In PySpark DataFrame use when().otherwise() SQL functions to find out if a column has an empty value and use withColumn() transformation to replace a value of an existing column. In this article, I will explain how to replace an empty value with None/null on a single column, all columns selected a list of columns of DataFrame with Python examples.

Note: In PySpark DataFrame None value are shown as null value.

Related: How to get Count of NULL, Empty String Values in PySpark DataFrame

Let’s create a PySpark DataFrame with empty values on some rows.


from pyspark.sql import SparkSession
spark = SparkSession.builder.appName('SparkByExamples.com').getOrCreate()
data = [("","CA"), ("Julia",""),("Robert",""),("","NJ")]
df =spark.createDataFrame(data,["name","state"])
df.show()

#+------+-----+
#|  name|state|
#+------+-----+
#|      |   CA|
#| Julia|     |
#|Robert|     |
#|      |   NJ|
#+------+-----+

PySpark Replace Empty Value with None

In order to replace empty value with None/null on single DataFrame column, you can use withColumn() and when().otherwise() function.


#Replace empty string with None value
from pyspark.sql.functions import col,when
df.withColumn("name", \
       when(col("name")=="" ,None) \
          .otherwise(col("name"))) \
  .show()

#+------+-----+
#|  name|state|
#+------+-----+
#|  null|   CA|
#| Julia|     |
#|Robert|     |
#|  null|   NJ|
#+------+-----+

Replace Empty Value with None on All DataFrame Columns

To replace an empty value with None/null on all DataFrame columns, use df.columns to get all DataFrame columns, loop through this by applying conditions.

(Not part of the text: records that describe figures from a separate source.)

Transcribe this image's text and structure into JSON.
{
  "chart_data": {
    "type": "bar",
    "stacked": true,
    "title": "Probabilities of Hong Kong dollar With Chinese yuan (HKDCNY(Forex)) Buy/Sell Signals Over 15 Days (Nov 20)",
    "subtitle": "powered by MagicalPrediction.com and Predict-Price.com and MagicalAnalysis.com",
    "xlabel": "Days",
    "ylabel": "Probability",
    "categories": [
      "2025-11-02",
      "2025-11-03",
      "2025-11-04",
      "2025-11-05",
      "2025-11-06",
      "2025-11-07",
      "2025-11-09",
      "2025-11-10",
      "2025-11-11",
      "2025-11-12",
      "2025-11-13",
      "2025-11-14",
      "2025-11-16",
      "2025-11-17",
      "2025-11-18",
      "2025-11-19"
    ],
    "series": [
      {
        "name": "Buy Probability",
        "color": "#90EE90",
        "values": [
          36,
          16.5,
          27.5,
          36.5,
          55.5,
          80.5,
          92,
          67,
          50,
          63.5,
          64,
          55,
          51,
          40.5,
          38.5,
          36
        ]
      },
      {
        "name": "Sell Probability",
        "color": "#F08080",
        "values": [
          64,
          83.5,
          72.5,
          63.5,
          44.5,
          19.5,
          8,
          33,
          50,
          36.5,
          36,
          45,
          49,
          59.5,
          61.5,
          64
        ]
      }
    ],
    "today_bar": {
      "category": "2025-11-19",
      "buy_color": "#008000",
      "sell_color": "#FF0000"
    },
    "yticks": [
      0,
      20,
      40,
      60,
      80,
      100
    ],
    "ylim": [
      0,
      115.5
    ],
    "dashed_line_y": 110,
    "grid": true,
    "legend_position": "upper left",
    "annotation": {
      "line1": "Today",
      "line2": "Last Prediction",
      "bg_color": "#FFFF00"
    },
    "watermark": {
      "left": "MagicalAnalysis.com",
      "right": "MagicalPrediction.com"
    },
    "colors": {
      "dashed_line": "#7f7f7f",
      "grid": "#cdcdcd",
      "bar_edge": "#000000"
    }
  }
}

#Replace empty string with None for all columns
from pyspark.sql.functions import col,when
df2=df.select([when(col(c)=="",None).otherwise(col(c)).alias(c) for c in df.columns])
df2.show()

#+------+-----+
#|  name|state|
#+------+-----+
#|  null|   CA|
#| Julia| null|
#|Robert| null|
#|  null|   NJ|
#+------+-----+

Replace Empty Value with None on Selected Columns

Similarly, you can also replace a selected list of columns, specify all columns you wanted to replace in a list and use this on same expression above.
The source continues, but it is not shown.